Later, I thought about where the river could mean just as much to me, it involved a different qualification in The Holy River by Prince, from the Emancipation album; there he sang, “Let’s go down to the holy river, If we drown we would be delivered,” that alone in its introduction was taking me to a special and sacred place of discovery and miracles. I was taken from the time I originally heard the song. [Lyrics from The Holy River]

Blog - Thought Picnic: Find your holy river in which to drown

This river was not a place of fun but a grotto of sorts, it was filled with a different kind of symbolism and mysticism, a place your approached with some dread and yet the anticipation that if everything seemed to go wrong, it would come out right regardless.

The subconscious of eternal existence

I found myself thinking of enclosures and openings, why I am totally averse to wearing anything like ankle chains, and then finger rings or neck chains. I wear a bangle of betrothal, but it is open-ended. I could give a reason, but I felt a profundity in the fact that the time we spend on earth is but a subset of the eternity of our existence.

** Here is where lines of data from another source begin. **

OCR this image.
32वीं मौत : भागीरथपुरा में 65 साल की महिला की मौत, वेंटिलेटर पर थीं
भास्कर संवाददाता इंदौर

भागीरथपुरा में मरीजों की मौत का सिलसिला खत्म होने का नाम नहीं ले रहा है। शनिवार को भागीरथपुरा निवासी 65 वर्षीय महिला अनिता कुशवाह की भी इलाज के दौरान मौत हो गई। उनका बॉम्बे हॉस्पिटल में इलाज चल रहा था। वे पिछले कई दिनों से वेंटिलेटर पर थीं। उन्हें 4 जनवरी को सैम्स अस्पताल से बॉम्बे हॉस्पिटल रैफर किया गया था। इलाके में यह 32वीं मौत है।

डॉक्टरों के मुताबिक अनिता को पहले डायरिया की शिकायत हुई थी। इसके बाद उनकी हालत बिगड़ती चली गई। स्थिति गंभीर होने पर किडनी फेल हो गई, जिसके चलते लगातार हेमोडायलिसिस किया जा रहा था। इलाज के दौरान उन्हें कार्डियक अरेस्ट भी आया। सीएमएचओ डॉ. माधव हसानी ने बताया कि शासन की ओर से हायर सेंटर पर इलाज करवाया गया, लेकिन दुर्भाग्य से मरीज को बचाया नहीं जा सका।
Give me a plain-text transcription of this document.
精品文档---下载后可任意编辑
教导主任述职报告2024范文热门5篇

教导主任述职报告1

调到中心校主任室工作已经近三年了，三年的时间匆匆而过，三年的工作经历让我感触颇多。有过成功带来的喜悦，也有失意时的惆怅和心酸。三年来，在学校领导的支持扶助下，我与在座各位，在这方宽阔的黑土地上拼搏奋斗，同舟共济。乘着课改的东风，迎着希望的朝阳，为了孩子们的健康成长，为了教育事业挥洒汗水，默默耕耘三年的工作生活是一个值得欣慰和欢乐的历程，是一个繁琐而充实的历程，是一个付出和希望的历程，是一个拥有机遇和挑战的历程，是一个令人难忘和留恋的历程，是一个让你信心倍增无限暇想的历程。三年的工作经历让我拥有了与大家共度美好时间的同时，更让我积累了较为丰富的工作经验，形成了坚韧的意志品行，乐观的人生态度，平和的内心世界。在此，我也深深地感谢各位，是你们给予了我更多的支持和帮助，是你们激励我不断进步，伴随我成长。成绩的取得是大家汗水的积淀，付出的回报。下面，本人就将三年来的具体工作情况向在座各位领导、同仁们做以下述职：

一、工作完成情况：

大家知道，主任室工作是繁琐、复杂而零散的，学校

We are in genetic and ethereal terms the result of an ancestry that doubles up each further generator of our origin that goes back from two parents to four grandparents, to eight great-grandparents, to sixteen great-great-grandparents and so on. If we do procreation, we begin a new chain that is a subset of our progeny.

It had me wondering where a tendency to fussiness or aversion comes from without influence or education, quirks and traits that attend to similarities with people we have never encountered but are strong in our personalities that some might even be inclined to the belief in reincarnation. I do not assume to suggest that I am competent in any form of existential philosophy, I would consider myself a total novice.

However, what I came away with was once again how so diverse and divergent the cultural and historical identities of the black race are, where the search for one's roots is a journey of discovery and the acceptance of self with being comfortable in one’s skin is a process of continuous learning involving complementation and jettison in various measures that we evolve and restate who we are depending on where we are.

I guess there is more to meditate on.